My seminar was aimed at helping board members make this transition and to explain to arts managers what they must do to motivate their board members to ask for funds. When board members are excited by programming and marketing plans, feel close to the organization and are allowed to view the creative process, they become far more successful as solicitors.

But I could not immediately identify one underlying anxiety that filled the room. I only realized after the session, on the drive to the airport, that the tension in many arts organizations, and between many boards and staffs, is often caused by the messy nature of art creation. One does not make art neatly. Ideas emerge, they are challenged, changed, and dropped. Many artistic creations, and certainly almost all performing arts ventures, are collaborative processes where each participant is experimenting, changing, dropping and trying again. This takes time, iteration and experimentation. This activity does not lend itself to the strictures of planning. And artists naturally rebel if a board attempts to make them create work in a straight line. But good arts managers know how to segment off this part of the work from the rest of the organizational efforts. They know how to plan for this messiness while still allowing the organization to plan and market and create resources. The fact that it is messy to create a new ballet does not mean that planning for the creation of that ballet has to be an unstructured process and cannot be accomplished smoothly. Nor does it mean that marketing and fundraising cannot happen in an orderly way in service to this messy process that actually provides the lifeblood of the organization.
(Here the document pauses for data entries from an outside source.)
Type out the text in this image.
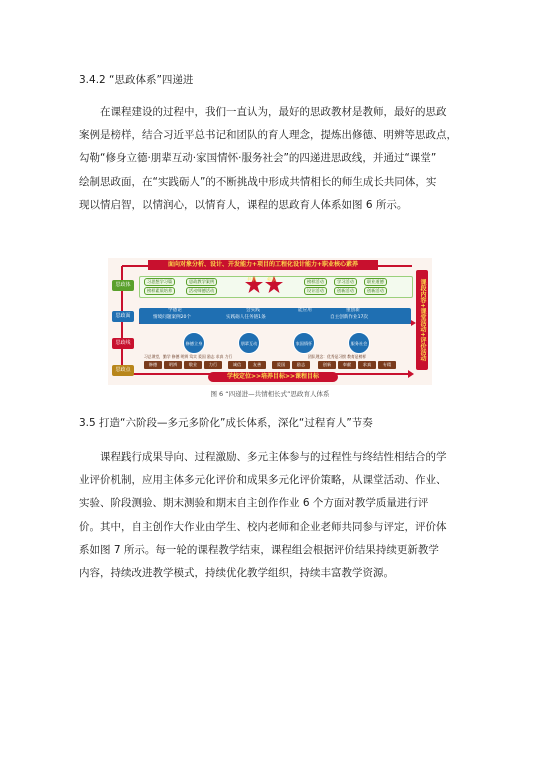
3.4.2 “思政体系”四递进

在课程建设的过程中，我们一直认为，最好的思政教材是教师，最好的思政
案例是榜样，结合习近平总书记和团队的育人理念，提炼出修德、明辨等思政点，
勾勒“修身立德·朋辈互动·家国情怀·服务社会”的四递进思政线，并通过“课堂”
绘制思政面，在“实践砺人”的不断挑战中形成共情相长的师生成长共同体，实
现以情启智，以情润心，以情育人，课程的思政育人体系如图 6 所示。

面向对象分析、设计、开发能力+项目的工程化设计能力+职业核心素养
课段内容+课堂活动+评价活动
思政体
思政面
思政线
思政点
习思想学习篇	思政教学案例
榜样素质培养	活动师德活动
共情 相长	榜样活动	学习活动	职业道德
设计活动	创新活动	创新活动
学德论
情境问题案例20个
会实践
实践砺人任务链1条
能应用	重创新
自主创新作业17次
修德立身	朋辈互动	家国情怀	服务社会
修德	明辨	敬业	力行	诚信	友善	爱国	励志	创新	奉献	求真	专精
习总课堂，勤学 修德 明辨 笃实 爱国 励志 求真 力行	团队理念：优秀是习惯 教育是榜样
学校定位>>培养目标>>课程目标
图 6 “四递进—共情相长式”思政育人体系
3.5 打造“六阶段—多元多阶化”成长体系，深化“过程育人”节奏

课程践行成果导向、过程激励、多元主体参与的过程性与终结性相结合的学
业评价机制，应用主体多元化评价和成果多元化评价策略，从课堂活动、作业、
实验、阶段测验、期末测验和期末自主创作作业 6 个方面对教学质量进行评
价。其中，自主创作大作业由学生、校内老师和企业老师共同参与评定，评价体
系如图 7 所示。每一轮的课程教学结束，课程组会根据评价结果持续更新教学
内容，持续改进教学模式，持续优化教学组织，持续丰富教学资源。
When administrators and boards try to avoid the messiness, they ignore the mission of the organization. When board members argue that it would make more sense to become "more efficient" in the art making process rather than expand fund-raising goals, they are demonstrating a lack of understanding of the way art is created and the purpose of the institution as a whole.

But learning to accept how art is made and to embrace it and then to pursue everything else the organization does in a more structured, programmed way is central to success - in Cape Town or Washington, D.C.